Çin'deki insanlardaki SARS-CoV-2 olgularının, ithal donmuş gıdalarla temasa kadar izlendiğine ve SARS-CoV-2'nin donmuş gıda, paketleme ve depolama yüzeylerinden anlaşıldığı kadarıyla izlendiğine dair tartışmalı raporlar var. ASFV'nin canlı domuz taşıma yolları aracılığıyla yayılmasını önlemek amacıyla, Çin hükümeti tarafından Ekim 2018'den bu yana soğuk zincir yoluyla tedarik teşvik ediliyor ve Eylül 2019'dan bu yana donmuş domuz eti için otoyol geçiş ücretlerinden indirim yapılarak güçlü bir destek verilmiş. Domuz eti için büyük talep, tüm et türleri için, özellikle düşük fiyatlı yerlerden daha yüksek fiyatlı olan pazarlara yasal olarak (veya yasadışı olarak) soğuk zincir taşımacılığının kullanımını kolaylaştırmış ve arttırmıştır. Potansiyel olarak SARS-CoV enfeksiyonuna duyarlı türlerin taşınması ,yayılması da mümkün olmuş. Dünya Sağlık Örgütü'nün (WHO) Başlangıç Raporu, Huanan pazarındaki dondurucularda geride bırakılan yaban hayatı, özellikle de porsuk karkaslarının(kemikli et) yanı sıra, Aralık 2019'un sonlarında dondurulmuş ürünler olarak satışlarının artışını kaydetmiştir. Maruziyetler ayrıca, koronavirüs bulaşmış karkasların nakliye sırasında veya pazarlarda canlı hayvanlara beslenmesi yoluyla da potansiyel olarak ortaya çıkabilir yorumu yapılmıştır.

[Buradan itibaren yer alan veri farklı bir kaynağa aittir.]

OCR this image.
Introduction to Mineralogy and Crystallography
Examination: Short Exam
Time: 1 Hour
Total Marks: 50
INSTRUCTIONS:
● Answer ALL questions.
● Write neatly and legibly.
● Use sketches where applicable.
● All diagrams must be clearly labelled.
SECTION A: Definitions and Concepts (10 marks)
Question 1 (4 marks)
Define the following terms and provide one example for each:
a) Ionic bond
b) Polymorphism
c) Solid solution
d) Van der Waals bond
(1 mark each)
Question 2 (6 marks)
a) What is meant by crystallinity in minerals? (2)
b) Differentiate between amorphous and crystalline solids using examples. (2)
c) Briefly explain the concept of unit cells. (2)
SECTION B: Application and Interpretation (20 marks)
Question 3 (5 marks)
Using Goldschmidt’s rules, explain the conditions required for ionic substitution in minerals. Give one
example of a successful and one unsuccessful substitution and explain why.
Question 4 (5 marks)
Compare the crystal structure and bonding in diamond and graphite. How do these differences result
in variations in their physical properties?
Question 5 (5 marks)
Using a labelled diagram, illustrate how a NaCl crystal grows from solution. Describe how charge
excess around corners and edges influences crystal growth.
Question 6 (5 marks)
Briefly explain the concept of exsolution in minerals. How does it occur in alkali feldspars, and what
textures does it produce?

A.B.D., bu konuyu Çin ile başka bir noktaya taşımak istediğini açıkça ortaya koyuyor ve kanıt aradığını da her seferinde belirtiyor.

Batı dünyasının en saygın dergilerinde ise uzmanların yaptığı yorum ve çalışmalarda mühendislik ürünü olduğuna dair kanıt görünmüyor.

Gelişmeleri hep beraber takip edeceğiz.